Member of the Michigan House of Representatives from the Lenawee County district
- In office November 2, 1835 – January 1, 1837

Personal details
- Born: October 15, 1804 Montgomery County, New York, US

= Hiram Dodge =

American politician (1804–1891)

Hiram Dodge (October 15, 1804 – December 26, 1891) was an American politician who served one term in the Michigan House of Representatives immediately after adoption of the state's first constitution.

== Biography ==

Hiram Dodge was born in Montgomery County, New York, on October 15, 1804, the son of Noah Dodge and Elizabeth Venning. His father was a veteran of the American Revolutionary War, and his mother was a native of London, England. Dodge worked as a clerk and a merchant in New York until 1832, when he moved to Clinton, Michigan. He continued to engage in the mercantile business, and also began manufacturing fanning mills. He married Lydia O. Hooper of Seneca County, New York, in Clinton on December 19, 1833. They had one daughter.

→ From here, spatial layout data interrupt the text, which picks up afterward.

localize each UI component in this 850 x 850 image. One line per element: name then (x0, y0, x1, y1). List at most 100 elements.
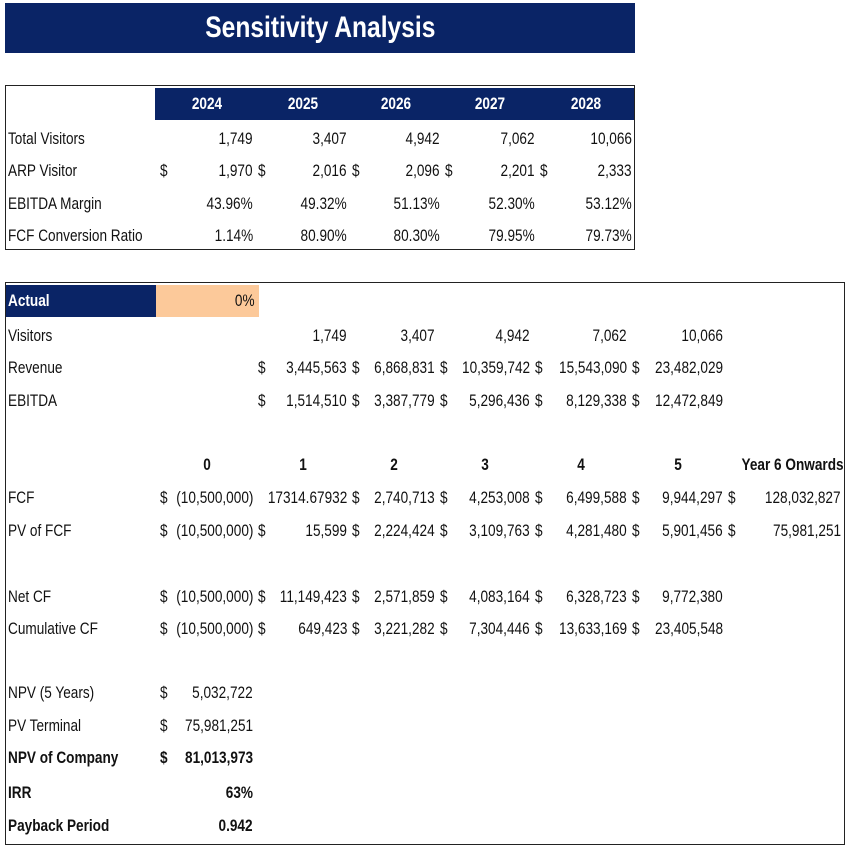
projection-cell[interactable]: $10,359,742 (440, 353, 530, 383)
cashflow-cell[interactable]: $2,740,713 (352, 483, 435, 513)
assumption-cell[interactable]: 80.30% (352, 221, 440, 251)
assumption-cell[interactable]: 52.30% (445, 189, 535, 219)
cashflow-cell[interactable]: 17314.67932 (258, 483, 347, 513)
currency-symbol: $ (535, 587, 543, 606)
scenario-input[interactable]: 0% (160, 286, 255, 316)
assumption-cell[interactable]: 49.32% (258, 189, 347, 219)
cashflow-cell[interactable]: $ (10,500,000) (160, 483, 253, 513)
assumption-cell[interactable]: $1,970 (160, 156, 253, 186)
summary-value[interactable]: 63% (160, 778, 253, 808)
cashflow-cell[interactable]: $11,149,423 (258, 582, 347, 612)
period-header: 1 (258, 450, 347, 480)
cashflow-cell[interactable]: $23,405,548 (632, 614, 723, 644)
projection-cell[interactable]: $5,296,436 (440, 386, 530, 416)
year-header: 2028 (540, 89, 632, 119)
assumption-cell[interactable]: 3,407 (258, 124, 347, 154)
cell-value: 2,096 (405, 161, 440, 180)
row-label-text: IRR (8, 783, 32, 802)
cashflow-cell[interactable]: $6,328,723 (535, 582, 627, 612)
assumption-cell[interactable]: $2,016 (258, 156, 347, 186)
year-header-text: 2026 (380, 94, 412, 113)
cashflow-cell[interactable]: $4,253,008 (440, 483, 530, 513)
period-header-text: 2 (389, 455, 398, 474)
assumption-cell[interactable]: $2,201 (445, 156, 535, 186)
projection-cell[interactable]: $1,514,510 (258, 386, 347, 416)
cashflow-cell[interactable]: $3,109,763 (440, 516, 530, 546)
cashflow-cell[interactable]: $4,281,480 (535, 516, 627, 546)
currency-symbol: $ (440, 358, 448, 377)
period-header: 4 (535, 450, 627, 480)
projection-cell[interactable]: 4,942 (440, 321, 530, 351)
scenario-input-bg[interactable] (156, 285, 259, 317)
projection-cell[interactable]: 3,407 (352, 321, 435, 351)
cell-value: 80.30% (393, 226, 440, 245)
cell-value: 3,445,563 (286, 358, 347, 377)
assumption-cell[interactable]: 1,749 (160, 124, 253, 154)
currency-symbol: $ (535, 619, 543, 638)
cashflow-cell[interactable]: $649,423 (258, 614, 347, 644)
currency-symbol: $ (440, 619, 448, 638)
assumption-cell[interactable]: 10,066 (540, 124, 632, 154)
assumption-cell[interactable]: $2,333 (540, 156, 632, 186)
cashflow-cell[interactable]: $2,224,424 (352, 516, 435, 546)
row-label-text: Actual (8, 291, 50, 310)
summary-value[interactable]: 0.942 (160, 811, 253, 841)
row-label-text: Cumulative CF (8, 619, 98, 638)
cashflow-cell[interactable]: $2,571,859 (352, 582, 435, 612)
summary-value[interactable]: $5,032,722 (160, 678, 253, 708)
projection-cell[interactable]: $8,129,338 (535, 386, 627, 416)
currency-symbol: $ (440, 587, 448, 606)
projection-cell[interactable]: $6,868,831 (352, 353, 435, 383)
cashflow-cell[interactable]: $7,304,446 (440, 614, 530, 644)
cashflow-cell[interactable]: $3,221,282 (352, 614, 435, 644)
cashflow-cell[interactable]: $128,032,827 (728, 483, 841, 513)
projection-cell[interactable]: 10,066 (632, 321, 723, 351)
currency-symbol: $ (160, 587, 168, 606)
model-table (5, 282, 845, 845)
row-label-text: Net CF (8, 587, 52, 606)
projection-cell[interactable]: $3,445,563 (258, 353, 347, 383)
assumption-cell[interactable]: 80.90% (258, 221, 347, 251)
row-label: NPV (5 Years) (8, 678, 158, 708)
assumption-cell[interactable]: 1.14% (160, 221, 253, 251)
period-header: 2 (352, 450, 435, 480)
projection-cell[interactable]: $23,482,029 (632, 353, 723, 383)
cashflow-cell[interactable]: $15,599 (258, 516, 347, 546)
assumption-cell[interactable]: 79.95% (445, 221, 535, 251)
projection-cell[interactable]: $15,543,090 (535, 353, 627, 383)
cell-value: 6,868,831 (374, 358, 435, 377)
year-header: 2024 (160, 89, 253, 119)
cashflow-cell[interactable]: $4,083,164 (440, 582, 530, 612)
projection-cell[interactable]: 7,062 (535, 321, 627, 351)
cashflow-cell[interactable]: $9,944,297 (632, 483, 723, 513)
cashflow-cell[interactable]: $ (10,500,000) (160, 516, 253, 546)
year-header: 2027 (445, 89, 535, 119)
cell-value: 5,901,456 (662, 521, 723, 540)
cell-value: 9,772,380 (662, 587, 723, 606)
period-header: Year 6 Onwards (728, 450, 844, 480)
projection-cell[interactable]: 1,749 (258, 321, 347, 351)
currency-symbol: $ (352, 391, 360, 410)
cashflow-cell[interactable]: $ (10,500,000) (160, 582, 253, 612)
cell-value: 43.96% (206, 194, 253, 213)
cell-value: 75,981,251 (184, 716, 253, 735)
cell-value: 1,749 (312, 326, 347, 345)
cashflow-cell[interactable]: $ (10,500,000) (160, 614, 253, 644)
assumption-cell[interactable]: 51.13% (352, 189, 440, 219)
assumption-cell[interactable]: 43.96% (160, 189, 253, 219)
cashflow-cell[interactable]: $6,499,588 (535, 483, 627, 513)
projection-cell[interactable]: $3,387,779 (352, 386, 435, 416)
cashflow-cell[interactable]: $75,981,251 (728, 516, 841, 546)
summary-value[interactable]: $75,981,251 (160, 711, 253, 741)
assumption-cell[interactable]: 53.12% (540, 189, 632, 219)
assumption-cell[interactable]: 4,942 (352, 124, 440, 154)
period-header-text: 3 (481, 455, 489, 474)
cashflow-cell[interactable]: $5,901,456 (632, 516, 723, 546)
cashflow-cell[interactable]: $13,633,169 (535, 614, 627, 644)
summary-value[interactable]: $81,013,973 (160, 743, 253, 773)
assumption-cell[interactable]: $2,096 (352, 156, 440, 186)
assumption-cell[interactable]: 7,062 (445, 124, 535, 154)
cashflow-cell[interactable]: $9,772,380 (632, 582, 723, 612)
assumption-cell[interactable]: 79.73% (540, 221, 632, 251)
projection-cell[interactable]: $12,472,849 (632, 386, 723, 416)
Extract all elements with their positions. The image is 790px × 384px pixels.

Dodge was elected in 1835 to the first session of the Michigan House of Representatives as a representative from Lenawee County, Michigan.

His business was successful, and he owned a large amount of land, but the Panic of 1837 caused him to go broke by 1843. At that time, he moved to Tippecanoe County, Indiana, and lived there until 1866, when he moved to Watseka, Illinois.

He died on December 26, 1891, in Shelby, Cleveland County, North Carolina. He and his wife, Lydia, are buried in Spring Vale Cemetery, Lafayette, Tippecanoe County, Indiana.